Rapat turut melibatkan pimpinan dan anggota DPR Aceh, ketua-ketua fraksi, pimpinan partai politik, Plt. Sekda Aceh, kepala SKPA dan biro terkait, para rektor perguruan tinggi, serta tokoh ulama Aceh.
Dalam pertemuan tersebut, Mualem menegaskan bahwa Pulau Panjang, Pulau Lipan, Pulau Mangkir Kecil, dan Pulau Mangkir Besar secara sah dan historis merupakan bagian dari wilayah Aceh. Ia menolak keras penetapan sepihak Kementerian Dalam Negeri melalui Kepmendagri No. 050-145 Tahun 2022 dan Kepmendagri No. 100.1.1-6117 Tahun 2022 yang mencantumkan keempat pulau tersebut ke dalam wilayah Sumatera Utara.
“Pemerintah Aceh menolak keras keputusan sepihak tersebut. Empat pulau itu secara historis, hukum, dan teknis merupakan bagian dari Aceh,” tegas Mualem.
Ia memaparkan sejumlah dokumen resmi yang mendukung klaim Aceh, seperti Undang-Undang No. 24 Tahun 1956 tentang Pembentukan Daerah Otonom Aceh, Undang-Undang No. 11 Tahun 2006 tentang Pemerintahan Aceh (UUPA), dan hasil pemetaan Tim Pulau Aceh tahun 2016 dan 2018. Data tersebut menunjukkan bahwa koordinat keempat pulau berada dalam batas wilayah Aceh.
Dari sisi historis, Gubernur juga merujuk surat Gubernur Sumatera Utara pada tahun 1953 yang menyatakan Pulau Panjang dan Pulau Lipan sebagai bagian dari Aceh.

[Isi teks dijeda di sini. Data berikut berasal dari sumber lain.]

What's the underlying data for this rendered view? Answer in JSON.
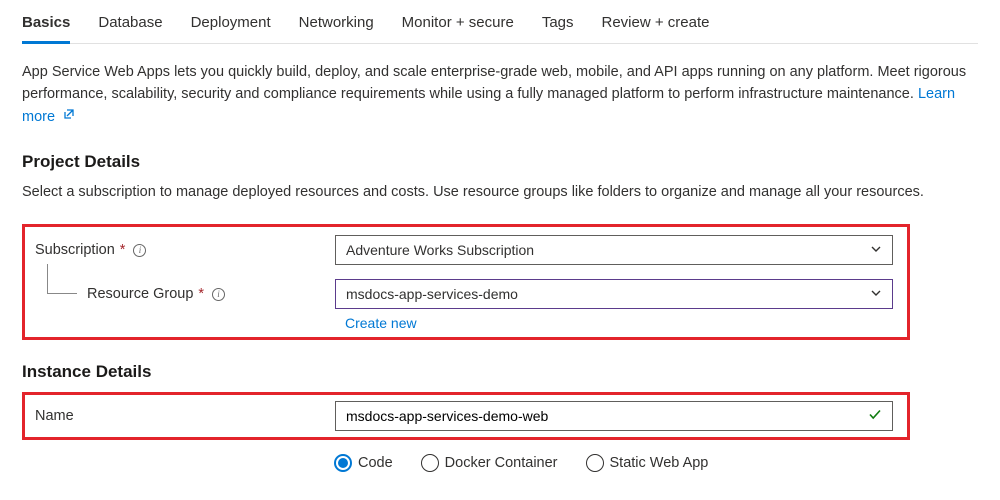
{
  "tabs": {
    "basics": "Basics",
    "database": "Database",
    "deployment": "Deployment",
    "networking": "Networking",
    "monitor": "Monitor + secure",
    "tags": "Tags",
    "review": "Review + create"
  },
  "intro": {
    "text": "App Service Web Apps lets you quickly build, deploy, and scale enterprise-grade web, mobile, and API apps running on any platform. Meet rigorous performance, scalability, security and compliance requirements while using a fully managed platform to perform infrastructure maintenance.  ",
    "learn_more": "Learn more"
  },
  "project": {
    "title": "Project Details",
    "desc": "Select a subscription to manage deployed resources and costs. Use resource groups like folders to organize and manage all your resources.",
    "subscription_label": "Subscription",
    "subscription_value": "Adventure Works Subscription",
    "resource_group_label": "Resource Group",
    "resource_group_value": "msdocs-app-services-demo",
    "create_new": "Create new"
  },
  "instance": {
    "title": "Instance Details",
    "name_label": "Name",
    "name_value": "msdocs-app-services-demo-web",
    "radio_code": "Code",
    "radio_container": "Docker Container",
    "radio_static": "Static Web App"
  }
}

Pulau-pulau tersebut selama ini juga dikelola dan dilayani oleh Pemerintah Kabupaten Aceh Singkil.
Pemerintah Aceh telah menetapkan pulau-pulau tersebut secara formal dalam SK Gubernur Aceh No. 050/933/2016 dan mengikutsertakannya dalam daftar resmi pulau yang divalidasi bersama Kementerian Kelautan dan Perikanan serta Kemendagri pada 2022.
Seluruh peserta rapat sepakat mendesak Kemendagri untuk meninjau ulang dan membatalkan keputusan yang dinilai merugikan Aceh. Mereka juga meminta agar proses validasi ulang batas wilayah dilakukan secara terbuka dan berbasis data objektif.

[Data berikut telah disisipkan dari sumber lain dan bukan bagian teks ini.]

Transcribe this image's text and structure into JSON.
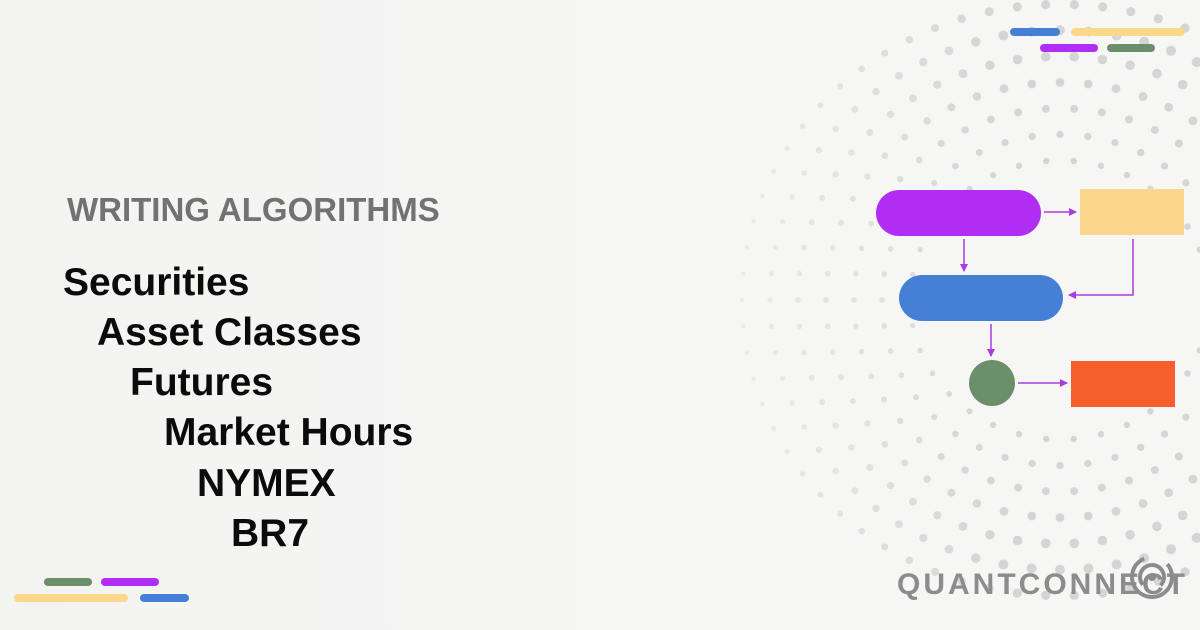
{
  "header": {
    "section_label": "WRITING ALGORITHMS"
  },
  "breadcrumb": [
    "Securities",
    "Asset Classes",
    "Futures",
    "Market Hours",
    "NYMEX",
    "BR7"
  ],
  "brand": {
    "name": "QUANTCONNECT",
    "logo_icon": "quantconnect-logo-icon"
  },
  "colors": {
    "background": "#f4f4f3",
    "label_gray": "#727272",
    "text_black": "#0b0b0b",
    "purple": "#b02ef3",
    "yellow": "#fcd68c",
    "blue": "#4680d6",
    "green": "#6b8e6b",
    "orange": "#f55f2b",
    "arrow": "#a93de0",
    "dot": "#c4c4c4"
  }
}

Revisi UUPA Harus Lindungi Kekhususan Aceh
Selain isu tapal batas, Mualem juga menyinggung rencana revisi Undang-Undang Pemerintahan Aceh (UUPA). Ia menegaskan bahwa setiap perubahan terhadap UUPA harus berpijak pada semangat perjanjian Damai MoU Helsinki 2005, yang menjadi dasar perdamaian antara Pemerintah Republik Indonesia dan Gerakan Aceh Merdeka (GAM).
“Kita harus pastikan, revisi UUPA tetap memperkuat kekhususan Aceh, bukan justru menguranginya,” ujar Mualem.

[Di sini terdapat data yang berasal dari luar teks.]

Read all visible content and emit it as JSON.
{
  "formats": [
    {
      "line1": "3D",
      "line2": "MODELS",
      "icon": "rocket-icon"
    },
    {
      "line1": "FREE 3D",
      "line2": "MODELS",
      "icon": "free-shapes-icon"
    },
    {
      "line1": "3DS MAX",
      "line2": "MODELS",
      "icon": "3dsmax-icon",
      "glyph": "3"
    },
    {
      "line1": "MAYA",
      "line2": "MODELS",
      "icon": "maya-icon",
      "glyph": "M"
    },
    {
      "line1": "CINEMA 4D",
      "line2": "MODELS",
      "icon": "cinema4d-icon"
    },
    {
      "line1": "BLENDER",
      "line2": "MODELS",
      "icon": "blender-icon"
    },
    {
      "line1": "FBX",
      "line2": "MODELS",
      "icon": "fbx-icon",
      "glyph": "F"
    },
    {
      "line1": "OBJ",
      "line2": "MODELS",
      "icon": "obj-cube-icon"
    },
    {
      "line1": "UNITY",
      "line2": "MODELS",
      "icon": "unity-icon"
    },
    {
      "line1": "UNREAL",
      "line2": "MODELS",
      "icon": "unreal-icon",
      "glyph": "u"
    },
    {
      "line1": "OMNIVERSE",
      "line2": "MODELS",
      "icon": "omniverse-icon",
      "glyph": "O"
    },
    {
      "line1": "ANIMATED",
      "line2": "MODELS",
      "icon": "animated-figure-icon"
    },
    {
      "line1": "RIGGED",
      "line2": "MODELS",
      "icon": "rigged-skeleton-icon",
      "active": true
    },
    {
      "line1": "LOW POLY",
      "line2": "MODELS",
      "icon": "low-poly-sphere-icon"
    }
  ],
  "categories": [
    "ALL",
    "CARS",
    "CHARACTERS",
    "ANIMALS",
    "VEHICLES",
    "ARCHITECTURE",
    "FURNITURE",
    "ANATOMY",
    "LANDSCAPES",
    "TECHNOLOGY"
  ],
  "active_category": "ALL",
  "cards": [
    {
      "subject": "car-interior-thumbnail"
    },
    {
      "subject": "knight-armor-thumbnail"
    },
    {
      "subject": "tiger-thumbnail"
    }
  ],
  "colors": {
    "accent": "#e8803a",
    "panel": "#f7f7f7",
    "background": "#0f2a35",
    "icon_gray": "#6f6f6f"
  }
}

Ia juga mengajak anggota Forbes DPR dan DPD RI asal Aceh untuk bersatu dalam mengawal proses revisi ini agar tidak menyimpang dari semangat dan substansi perjanjian damai.
Seluruh peserta rapat mendukung penuh langkah tersebut dan menyatakan komitmen bersama untuk mengawal revisi UUPA hingga selesai, demi menjaga keistimewaan Aceh yang telah diakui secara nasional dan internasional.